Search code examples
pythondataframejoinpyspark

Difference between two syntaxes of join (pyspark)


I have a question about the difference two syntaxes of join in PySpark,

For example, I have these two dataframes

DF1

ID NAME
1 OLIVER
2 MICHAEL
3 JUSTIN

DF2

ID address
1 BRAZIL
1 FRANCE
2 PORTUGAL
2 ARGENTINA
3 MEXICO

Usually I use:

df1.join(df2, (col('df1.ID') == col('df2.ID')), 'left')

But sometimes I see people using:

df1.join(df2, 'ID', 'left')

So, my question is, what is the difference between this two codes?

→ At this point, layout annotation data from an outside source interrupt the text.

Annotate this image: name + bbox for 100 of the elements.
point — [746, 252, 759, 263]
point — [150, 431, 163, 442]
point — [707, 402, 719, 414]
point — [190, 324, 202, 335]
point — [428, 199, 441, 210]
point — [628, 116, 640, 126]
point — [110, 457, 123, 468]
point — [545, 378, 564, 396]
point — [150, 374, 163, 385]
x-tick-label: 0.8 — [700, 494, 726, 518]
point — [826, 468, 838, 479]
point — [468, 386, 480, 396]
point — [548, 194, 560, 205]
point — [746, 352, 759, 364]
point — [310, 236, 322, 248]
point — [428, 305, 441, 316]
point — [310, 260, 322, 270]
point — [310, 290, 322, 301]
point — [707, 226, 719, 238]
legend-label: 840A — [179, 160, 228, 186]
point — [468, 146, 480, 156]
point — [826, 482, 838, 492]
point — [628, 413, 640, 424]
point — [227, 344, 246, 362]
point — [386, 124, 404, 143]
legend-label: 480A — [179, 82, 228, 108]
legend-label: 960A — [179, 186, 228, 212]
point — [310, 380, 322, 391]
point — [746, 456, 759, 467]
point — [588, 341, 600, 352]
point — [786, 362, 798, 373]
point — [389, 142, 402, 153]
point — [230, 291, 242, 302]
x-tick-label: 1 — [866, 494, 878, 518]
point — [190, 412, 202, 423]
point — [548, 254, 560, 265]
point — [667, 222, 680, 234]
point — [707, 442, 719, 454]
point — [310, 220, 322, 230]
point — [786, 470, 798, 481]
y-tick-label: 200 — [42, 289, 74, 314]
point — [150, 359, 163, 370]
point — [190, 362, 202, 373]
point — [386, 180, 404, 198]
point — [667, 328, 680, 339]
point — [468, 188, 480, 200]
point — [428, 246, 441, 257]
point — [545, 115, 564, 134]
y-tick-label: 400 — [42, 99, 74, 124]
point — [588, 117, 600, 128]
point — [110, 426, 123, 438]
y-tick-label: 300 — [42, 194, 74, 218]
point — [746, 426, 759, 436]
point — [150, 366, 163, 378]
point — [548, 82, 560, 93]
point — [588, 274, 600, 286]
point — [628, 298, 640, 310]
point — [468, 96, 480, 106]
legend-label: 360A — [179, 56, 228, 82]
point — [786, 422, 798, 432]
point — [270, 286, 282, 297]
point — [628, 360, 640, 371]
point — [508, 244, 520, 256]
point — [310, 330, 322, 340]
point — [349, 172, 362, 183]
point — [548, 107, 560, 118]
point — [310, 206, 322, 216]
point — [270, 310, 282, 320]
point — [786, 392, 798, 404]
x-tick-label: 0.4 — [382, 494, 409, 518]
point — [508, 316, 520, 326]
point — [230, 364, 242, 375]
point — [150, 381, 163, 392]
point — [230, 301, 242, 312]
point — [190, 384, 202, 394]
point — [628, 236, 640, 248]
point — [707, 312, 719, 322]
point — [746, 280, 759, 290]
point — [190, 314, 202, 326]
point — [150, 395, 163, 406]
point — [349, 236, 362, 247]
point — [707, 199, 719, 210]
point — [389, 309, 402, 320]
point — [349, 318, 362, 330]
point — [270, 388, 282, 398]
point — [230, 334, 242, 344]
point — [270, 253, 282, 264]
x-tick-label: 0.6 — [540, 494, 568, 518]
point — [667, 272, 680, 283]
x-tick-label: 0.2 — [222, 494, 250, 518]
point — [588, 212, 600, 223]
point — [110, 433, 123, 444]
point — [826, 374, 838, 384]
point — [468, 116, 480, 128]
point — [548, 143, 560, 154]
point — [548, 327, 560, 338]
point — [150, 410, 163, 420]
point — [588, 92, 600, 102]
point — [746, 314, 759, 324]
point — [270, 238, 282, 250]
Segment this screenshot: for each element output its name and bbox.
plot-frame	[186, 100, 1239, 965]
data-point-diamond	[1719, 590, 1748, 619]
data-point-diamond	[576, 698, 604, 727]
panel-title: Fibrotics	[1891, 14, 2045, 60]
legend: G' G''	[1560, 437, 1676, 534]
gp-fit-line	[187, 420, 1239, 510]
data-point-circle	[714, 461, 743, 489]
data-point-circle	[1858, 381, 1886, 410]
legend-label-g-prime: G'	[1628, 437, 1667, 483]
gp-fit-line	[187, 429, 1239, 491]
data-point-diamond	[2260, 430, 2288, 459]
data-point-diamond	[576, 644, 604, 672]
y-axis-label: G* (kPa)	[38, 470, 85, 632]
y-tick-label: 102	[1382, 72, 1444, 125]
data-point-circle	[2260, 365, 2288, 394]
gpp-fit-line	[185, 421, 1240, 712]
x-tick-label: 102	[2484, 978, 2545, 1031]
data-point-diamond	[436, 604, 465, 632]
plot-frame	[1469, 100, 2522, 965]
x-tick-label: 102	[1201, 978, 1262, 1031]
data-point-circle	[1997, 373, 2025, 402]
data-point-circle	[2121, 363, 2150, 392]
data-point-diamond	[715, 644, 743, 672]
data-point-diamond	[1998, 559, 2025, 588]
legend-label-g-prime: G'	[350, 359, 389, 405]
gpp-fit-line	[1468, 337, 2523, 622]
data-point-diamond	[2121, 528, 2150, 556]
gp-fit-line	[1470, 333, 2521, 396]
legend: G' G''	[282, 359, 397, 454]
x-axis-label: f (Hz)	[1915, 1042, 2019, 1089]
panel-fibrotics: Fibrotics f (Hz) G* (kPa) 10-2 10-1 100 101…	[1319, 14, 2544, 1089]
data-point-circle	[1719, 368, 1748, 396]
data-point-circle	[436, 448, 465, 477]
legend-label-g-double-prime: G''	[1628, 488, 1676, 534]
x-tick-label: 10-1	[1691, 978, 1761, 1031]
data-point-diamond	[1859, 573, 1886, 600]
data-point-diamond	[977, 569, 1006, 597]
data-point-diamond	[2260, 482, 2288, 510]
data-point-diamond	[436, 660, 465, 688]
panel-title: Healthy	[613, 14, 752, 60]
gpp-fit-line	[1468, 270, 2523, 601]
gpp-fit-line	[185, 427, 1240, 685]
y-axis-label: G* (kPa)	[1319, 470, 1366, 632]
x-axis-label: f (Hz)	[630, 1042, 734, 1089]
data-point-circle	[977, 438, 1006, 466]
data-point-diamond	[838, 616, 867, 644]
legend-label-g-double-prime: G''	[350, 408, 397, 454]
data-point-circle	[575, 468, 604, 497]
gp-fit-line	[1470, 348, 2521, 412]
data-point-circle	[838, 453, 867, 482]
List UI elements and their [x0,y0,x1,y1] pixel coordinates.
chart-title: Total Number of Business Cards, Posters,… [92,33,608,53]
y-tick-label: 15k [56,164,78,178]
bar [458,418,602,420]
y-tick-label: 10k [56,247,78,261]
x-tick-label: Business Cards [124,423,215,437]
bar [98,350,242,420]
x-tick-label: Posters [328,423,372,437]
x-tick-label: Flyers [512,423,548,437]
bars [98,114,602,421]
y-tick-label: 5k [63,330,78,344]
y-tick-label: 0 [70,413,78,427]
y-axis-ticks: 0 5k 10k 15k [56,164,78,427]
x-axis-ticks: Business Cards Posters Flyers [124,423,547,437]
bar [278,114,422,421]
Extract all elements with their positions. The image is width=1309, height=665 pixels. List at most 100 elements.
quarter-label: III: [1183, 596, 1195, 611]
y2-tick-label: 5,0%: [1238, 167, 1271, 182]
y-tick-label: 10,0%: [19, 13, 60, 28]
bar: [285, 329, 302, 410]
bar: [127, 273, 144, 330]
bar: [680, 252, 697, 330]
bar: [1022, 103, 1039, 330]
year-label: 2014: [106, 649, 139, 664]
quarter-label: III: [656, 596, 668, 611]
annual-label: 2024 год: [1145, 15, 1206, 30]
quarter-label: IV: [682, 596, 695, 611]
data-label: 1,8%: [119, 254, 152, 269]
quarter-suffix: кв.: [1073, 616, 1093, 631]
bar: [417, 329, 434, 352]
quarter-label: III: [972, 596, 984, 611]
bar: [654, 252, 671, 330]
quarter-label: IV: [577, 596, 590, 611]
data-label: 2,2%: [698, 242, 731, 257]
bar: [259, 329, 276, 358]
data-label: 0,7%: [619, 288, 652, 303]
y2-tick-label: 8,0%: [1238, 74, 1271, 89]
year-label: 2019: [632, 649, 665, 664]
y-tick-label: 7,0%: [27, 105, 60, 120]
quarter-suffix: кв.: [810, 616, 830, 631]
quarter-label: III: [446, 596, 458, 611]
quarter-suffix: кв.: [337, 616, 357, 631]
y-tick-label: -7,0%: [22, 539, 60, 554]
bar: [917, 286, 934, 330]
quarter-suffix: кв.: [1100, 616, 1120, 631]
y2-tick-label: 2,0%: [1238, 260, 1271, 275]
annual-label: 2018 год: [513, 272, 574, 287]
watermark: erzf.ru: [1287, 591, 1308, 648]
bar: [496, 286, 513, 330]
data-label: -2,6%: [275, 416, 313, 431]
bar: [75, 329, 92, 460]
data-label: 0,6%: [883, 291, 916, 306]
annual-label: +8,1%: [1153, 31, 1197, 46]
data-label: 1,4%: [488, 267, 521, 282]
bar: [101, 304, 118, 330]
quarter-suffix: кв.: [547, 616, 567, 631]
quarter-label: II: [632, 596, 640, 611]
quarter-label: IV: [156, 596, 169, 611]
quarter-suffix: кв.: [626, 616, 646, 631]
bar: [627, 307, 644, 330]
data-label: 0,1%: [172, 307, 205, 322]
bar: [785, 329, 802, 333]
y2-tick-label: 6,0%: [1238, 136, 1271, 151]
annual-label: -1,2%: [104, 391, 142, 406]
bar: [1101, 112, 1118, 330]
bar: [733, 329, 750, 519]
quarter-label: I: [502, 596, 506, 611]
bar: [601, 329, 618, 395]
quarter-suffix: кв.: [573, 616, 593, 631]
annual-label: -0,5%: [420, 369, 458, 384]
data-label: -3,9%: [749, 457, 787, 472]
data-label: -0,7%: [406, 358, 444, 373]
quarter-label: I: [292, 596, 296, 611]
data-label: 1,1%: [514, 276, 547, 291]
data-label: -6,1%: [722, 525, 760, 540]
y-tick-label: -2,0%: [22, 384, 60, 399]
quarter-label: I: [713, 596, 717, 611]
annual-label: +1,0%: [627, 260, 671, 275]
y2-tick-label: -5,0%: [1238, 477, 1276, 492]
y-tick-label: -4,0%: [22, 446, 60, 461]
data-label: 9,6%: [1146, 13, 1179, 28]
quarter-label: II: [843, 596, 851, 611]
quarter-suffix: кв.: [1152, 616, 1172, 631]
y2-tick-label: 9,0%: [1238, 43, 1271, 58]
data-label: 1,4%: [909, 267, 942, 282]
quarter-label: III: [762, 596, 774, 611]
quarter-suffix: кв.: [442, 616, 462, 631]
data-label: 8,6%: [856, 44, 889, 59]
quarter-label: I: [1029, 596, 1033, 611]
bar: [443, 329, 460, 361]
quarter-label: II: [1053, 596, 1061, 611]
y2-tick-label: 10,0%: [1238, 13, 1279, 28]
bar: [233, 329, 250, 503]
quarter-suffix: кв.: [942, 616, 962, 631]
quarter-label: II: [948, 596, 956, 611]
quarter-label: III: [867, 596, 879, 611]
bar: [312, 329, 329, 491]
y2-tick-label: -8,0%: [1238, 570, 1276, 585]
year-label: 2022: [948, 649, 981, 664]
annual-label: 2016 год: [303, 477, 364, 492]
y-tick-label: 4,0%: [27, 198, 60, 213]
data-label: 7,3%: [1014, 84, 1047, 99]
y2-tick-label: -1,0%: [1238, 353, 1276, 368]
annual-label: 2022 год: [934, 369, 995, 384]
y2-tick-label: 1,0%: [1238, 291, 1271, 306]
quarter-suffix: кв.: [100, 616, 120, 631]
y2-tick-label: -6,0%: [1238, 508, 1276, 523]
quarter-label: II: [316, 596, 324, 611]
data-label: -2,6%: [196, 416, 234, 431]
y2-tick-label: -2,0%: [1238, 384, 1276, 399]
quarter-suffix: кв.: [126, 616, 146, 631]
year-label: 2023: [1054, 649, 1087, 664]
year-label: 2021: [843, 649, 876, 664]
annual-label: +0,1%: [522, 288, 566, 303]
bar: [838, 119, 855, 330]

I'm trying to understand the difference between the first and second syntax of join.


Solution

  • All of the following mean the same thing:

    Join Desc Type of second arg on
    df1.join(df2, 'ID') a string for the join column name str
    df1.join(df2, ['ID']) a list of column names List[str]
    df1.join(df2, col('df1.ID') == col('df2.ID')) a join expression (Column) pyspark.sql.column.Column
    df1.join(df2, df1.ID == df2.ID) a join expression (Column) pyspark.sql.column.Column

    If you had a composite key of two columns (ck1, ck2) instead of single ID. All of the following mean the same thing:

    Join Desc Type of second arg on
    df1.join(df2, ['ck1', 'ck1']) a list of column names List[str]
    df1.join(df2, [col('df1.pk1') == col('df2.pk1'), col('df1.pk2') == col('df2.pk2')]) list of join expressions List[pyspark.sql.column.Column]
    df1.join(df2, [df1.ck1 == df2.ck1, df1.ck2 == df2.ck2]) list of join expressions List[pyspark.sql.column.Column]

    Ignoring the how='left' as it's same


    As documentation of DataFrame.join() says:

    DataFrame.join(other: pyspark.sql.dataframe.DataFrame, 
                   on: Union[
                           str,
                           List[str],
                           pyspark.sql.column.Column,
                           List[pyspark.sql.column.Column],
                           None
                        ] = None,
                   how: Optional[str] = None
                ) → pyspark.sql.dataframe.DataFrame[source]
    

    on: str, list or Column, optional

    • a string for the join column name,
    • a list of column names,
    • a join expression (Column), or
    • a list of Columns.

    If on is a string or a list of strings indicating the name of the join column(s), the column(s) must exist on both sides, and >this performs an equi-join.